States options also include updating the definitions of land contracts and lease purchase agreements in state statute and including the users of alternative financing in the federal Homeowner Assistance Fund. The fund provides disaster relief aid for homeowners with alternative financing methods and will provide funds until Sept. 30, 2025, or until the allocated funds have been distributed.

Opportunities in Communities

Communities can also take steps to protect consumers. The city of Detroit joined with Enterprise Community Partners and University of Michigan’s Poverty Solutions to publish the Detroit Land Contract Buyer Guide. The guide helps potential borrowers navigate the complex process of purchasing a home via a land contract, from before signing occurs to after the loan is repaid in full.

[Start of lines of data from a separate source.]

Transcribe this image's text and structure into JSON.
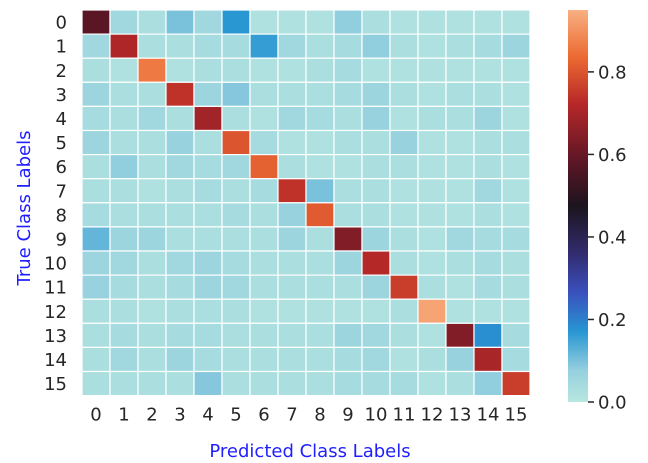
{
  "chart_data": {
    "type": "heatmap",
    "title": "",
    "xlabel": "Predicted Class Labels",
    "ylabel": "True Class Labels",
    "label_color": "#1f1fff",
    "x_categories": [
      "0",
      "1",
      "2",
      "3",
      "4",
      "5",
      "6",
      "7",
      "8",
      "9",
      "10",
      "11",
      "12",
      "13",
      "14",
      "15"
    ],
    "y_categories": [
      "0",
      "1",
      "2",
      "3",
      "4",
      "5",
      "6",
      "7",
      "8",
      "9",
      "10",
      "11",
      "12",
      "13",
      "14",
      "15"
    ],
    "values": [
      [
        0.58,
        0.05,
        0.03,
        0.1,
        0.05,
        0.17,
        0.02,
        0.02,
        0.02,
        0.08,
        0.03,
        0.02,
        0.02,
        0.02,
        0.02,
        0.02
      ],
      [
        0.05,
        0.71,
        0.03,
        0.03,
        0.04,
        0.04,
        0.16,
        0.05,
        0.03,
        0.04,
        0.08,
        0.03,
        0.02,
        0.03,
        0.04,
        0.06
      ],
      [
        0.03,
        0.02,
        0.86,
        0.02,
        0.03,
        0.03,
        0.02,
        0.02,
        0.03,
        0.04,
        0.02,
        0.02,
        0.02,
        0.02,
        0.02,
        0.02
      ],
      [
        0.06,
        0.03,
        0.03,
        0.74,
        0.06,
        0.09,
        0.03,
        0.03,
        0.03,
        0.04,
        0.06,
        0.03,
        0.02,
        0.03,
        0.03,
        0.02
      ],
      [
        0.04,
        0.03,
        0.05,
        0.03,
        0.69,
        0.03,
        0.02,
        0.05,
        0.04,
        0.03,
        0.07,
        0.02,
        0.03,
        0.03,
        0.06,
        0.02
      ],
      [
        0.06,
        0.03,
        0.03,
        0.07,
        0.03,
        0.8,
        0.04,
        0.02,
        0.02,
        0.03,
        0.03,
        0.07,
        0.02,
        0.02,
        0.03,
        0.03
      ],
      [
        0.03,
        0.08,
        0.03,
        0.05,
        0.04,
        0.05,
        0.82,
        0.03,
        0.02,
        0.02,
        0.03,
        0.03,
        0.02,
        0.02,
        0.03,
        0.02
      ],
      [
        0.03,
        0.03,
        0.02,
        0.03,
        0.04,
        0.03,
        0.04,
        0.74,
        0.1,
        0.03,
        0.03,
        0.02,
        0.02,
        0.02,
        0.05,
        0.02
      ],
      [
        0.04,
        0.03,
        0.03,
        0.03,
        0.03,
        0.04,
        0.03,
        0.07,
        0.81,
        0.03,
        0.03,
        0.02,
        0.02,
        0.02,
        0.03,
        0.02
      ],
      [
        0.12,
        0.06,
        0.06,
        0.03,
        0.03,
        0.03,
        0.03,
        0.06,
        0.03,
        0.64,
        0.06,
        0.03,
        0.02,
        0.05,
        0.04,
        0.04
      ],
      [
        0.06,
        0.05,
        0.03,
        0.05,
        0.06,
        0.04,
        0.03,
        0.03,
        0.03,
        0.06,
        0.72,
        0.03,
        0.02,
        0.03,
        0.04,
        0.03
      ],
      [
        0.07,
        0.04,
        0.03,
        0.04,
        0.06,
        0.05,
        0.03,
        0.03,
        0.03,
        0.03,
        0.06,
        0.76,
        0.03,
        0.02,
        0.04,
        0.03
      ],
      [
        0.03,
        0.03,
        0.02,
        0.03,
        0.03,
        0.03,
        0.02,
        0.02,
        0.02,
        0.02,
        0.02,
        0.03,
        0.93,
        0.02,
        0.02,
        0.02
      ],
      [
        0.03,
        0.04,
        0.03,
        0.04,
        0.04,
        0.03,
        0.03,
        0.03,
        0.03,
        0.06,
        0.05,
        0.03,
        0.02,
        0.64,
        0.18,
        0.04
      ],
      [
        0.03,
        0.05,
        0.03,
        0.06,
        0.04,
        0.03,
        0.03,
        0.03,
        0.03,
        0.04,
        0.05,
        0.02,
        0.03,
        0.07,
        0.7,
        0.04
      ],
      [
        0.03,
        0.03,
        0.03,
        0.03,
        0.09,
        0.03,
        0.03,
        0.03,
        0.03,
        0.04,
        0.04,
        0.04,
        0.02,
        0.03,
        0.08,
        0.76
      ]
    ],
    "colorbar": {
      "min": 0.0,
      "max": 0.95,
      "ticks": [
        "0.0",
        "0.2",
        "0.4",
        "0.6",
        "0.8"
      ],
      "tick_values": [
        0.0,
        0.2,
        0.4,
        0.6,
        0.8
      ]
    },
    "grid": false,
    "legend": "colorbar-right"
  }
}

“Prior research on land contracts focused on the potential for exploitation. But we learned from Detroit nonprofit and community development organizations that land contracts are not inherently predatory,” says Evelyn Zwiebach, director of Enterprise Community Partners. “The Land Contract Buyer Guide empowers buyers, equipping them with the information they need to make informed decisions about their home purchase and identify red flags that signal a bad deal. This is a critical first step in getting more Detroiters onto the pathway of homeownership, which contributes to greater housing stability, upward mobility and generational wealth.”

New York also has taken action outside of statute to protect consumers from predatory financing agreements. The state Department of Financial Services is investigating lease-to-own, rent-to-own and land installment contracts, and is providing information to residents regarding their options and rights in these situations.

Erin Panter is a policy analyst in NCSL’s Financial Services, Technology and Communications Program.